Defra names new deputy for Environment Agency board
How did you… help improve gender balance in the Environment Agency?


“Unfortunately in the recent Triennial Review of the EA, the opportunity to create a smaller, more tightly focussed Environment Protection agency, sheared of its operational activities, was missed,” Helm wrote in a policy paper published this week. “The recent flood gives further opportunity to rethink this error, and to create a separate flood defence body.”

Helm said that the current reliance of the EA on funding agreed with the Treasury meant it could “never deliver” the levels of protection required, and called instead for a new agency to be established with greater freedom to raise money to invest in defences.

He added: “A new floods utility would not necessarily be a private company. It could be state-owned, though it might need a company structure so that it could be subject to the normal accounting and legal frameworks, and have a balance sheet separate from that of the Treasury.”

Environment Agency chair Sir Philip Dilley and the organisation’s chief executive Sir James Bevan will appear before MPs on the Environment, Food and Rural Affairs committee on Wednesday afternoon to answer questions about the government’s response to the latest flooding. 

Helm accused the government of relying for too long on a “sticking plaster” approach, handing more funding to the EA in the wake of flooding and offering emergency aid to those affected, which he argued could create “perverse incentives” by failing to dissuade developers from building on flood plains.
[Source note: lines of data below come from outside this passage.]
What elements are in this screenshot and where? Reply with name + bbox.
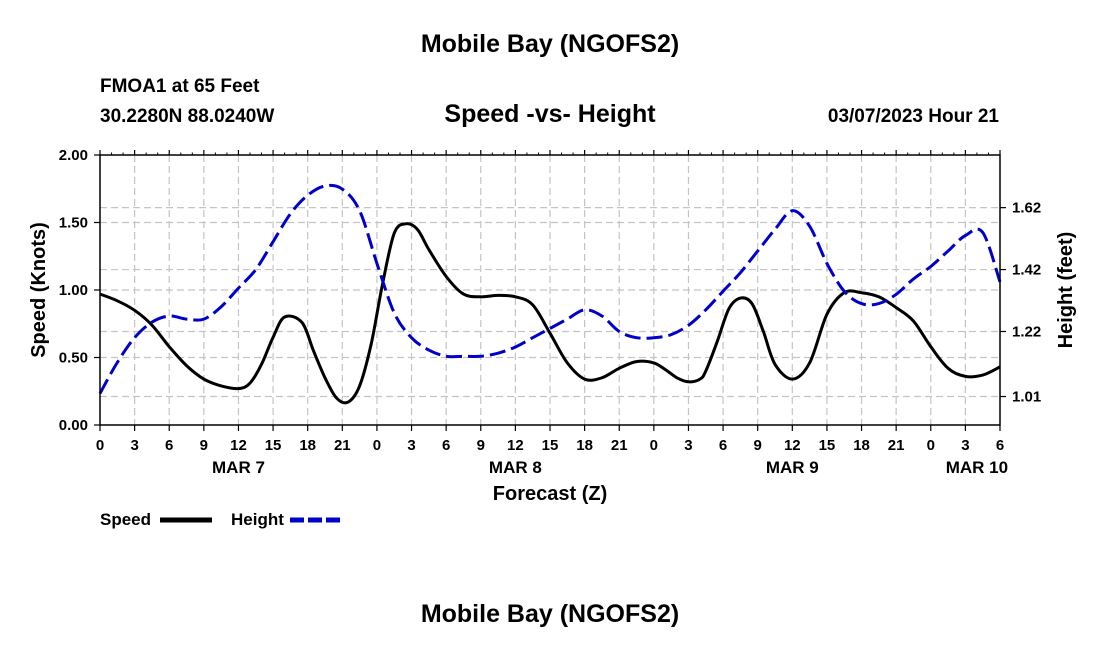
x-axis-label: Forecast (Z) [493,483,607,505]
chart-title: Mobile Bay (NGOFS2) [420,30,680,58]
y-axis-label-right: Height (feet) [1055,232,1077,349]
x-tick-label: 15 [819,437,836,454]
y-tick-label: 0.00 [59,417,88,434]
x-tick-label: 9 [477,437,485,454]
x-tick-label: 0 [373,437,381,454]
y2-tick-label: 1.01 [1012,389,1041,406]
x-tick-label: 9 [200,437,208,454]
x-tick-label: 3 [407,437,415,454]
x-tick-label: 21 [888,437,905,454]
series-layer [98,183,1002,405]
x-tick-label: 15 [265,437,282,454]
date-label: MAR 9 [766,458,819,477]
forecast-datetime: 03/07/2023 Hour 21 [827,106,999,127]
x-tick-label: 6 [165,437,173,454]
y-tick-label: 1.50 [59,215,88,232]
y2-tick-label: 1.22 [1012,323,1041,340]
date-label: MAR 10 [946,458,1008,477]
x-tick-label: 3 [961,437,969,454]
x-tick-label: 21 [611,437,628,454]
series-line-speed [99,222,1001,405]
y-tick-label: 1.00 [59,282,88,299]
y-tick-label: 2.00 [59,147,88,164]
x-tick-label: 0 [927,437,935,454]
x-tick-label: 0 [96,437,104,454]
x-tick-label: 12 [507,437,524,454]
legend: Speed Height [100,510,342,529]
x-tick-label: 6 [996,437,1004,454]
x-tick-label: 12 [230,437,247,454]
y2-tick-label: 1.62 [1012,200,1041,217]
y2-tick-label: 1.42 [1012,262,1041,279]
coordinates-label: 30.2280N 88.0240W [100,106,275,127]
axes: 0 3 6 9 12 15 18 21 0 3 6 9 12 15 18 21 0 3 6 9 12 15 18 21 0 3 6 0… [59,147,1041,477]
x-tick-label: 18 [576,437,593,454]
chart-subtitle: Speed -vs- Height [444,100,656,128]
x-tick-label: 18 [299,437,316,454]
x-tick-label: 6 [719,437,727,454]
y-axis-label-left: Speed (Knots) [28,222,50,358]
series-line-height [98,183,1002,395]
x-tick-label: 21 [334,437,351,454]
legend-label-speed: Speed [100,510,151,529]
x-tick-label: 0 [650,437,658,454]
station-label: FMOA1 at 65 Feet [100,76,260,97]
x-tick-label: 15 [542,437,559,454]
y-tick-label: 0.50 [59,350,88,367]
date-label: MAR 8 [489,458,542,477]
x-tick-label: 3 [684,437,692,454]
x-tick-label: 6 [442,437,450,454]
x-tick-label: 9 [754,437,762,454]
legend-label-height: Height [231,510,284,529]
footer-title: Mobile Bay (NGOFS2) [420,600,680,628]
x-tick-label: 12 [784,437,801,454]
date-label: MAR 7 [212,458,265,477]
x-tick-label: 18 [853,437,870,454]
x-tick-label: 3 [130,437,138,454]
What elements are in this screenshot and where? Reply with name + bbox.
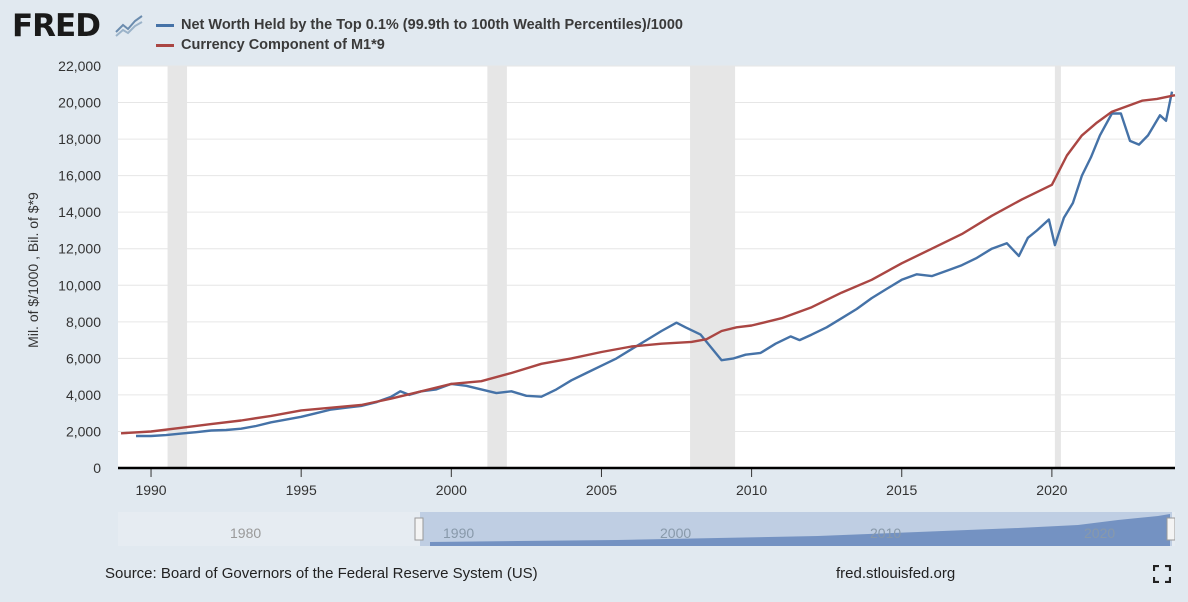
source-note: Source: Board of Governors of the Federa…	[105, 565, 538, 582]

And he said that ministers now faced a choice between either trying to improve the EA’s management or opting to “seize the opportunity to radically rethink and restructure flood defences in the UK”.

“If it takes the former route, ministers will need to keep spare sets of wellington boots at the ready for future flood emergencies and crises, and householders can expect more scenes like those in the Somerset Levels, in Cumbria, York and elsewhere to reoccur – again and again. It if takes the latter route it can sort out flood defences for a generation.”

Addressing the Commons on Tuesday, Truss, the environment secretary, said flood defences had protected more than 20,000 properties during December and paid tribute to the “tireless work of the emergency services, the military, the Environment Agency, council workers and other responders and volunteers”.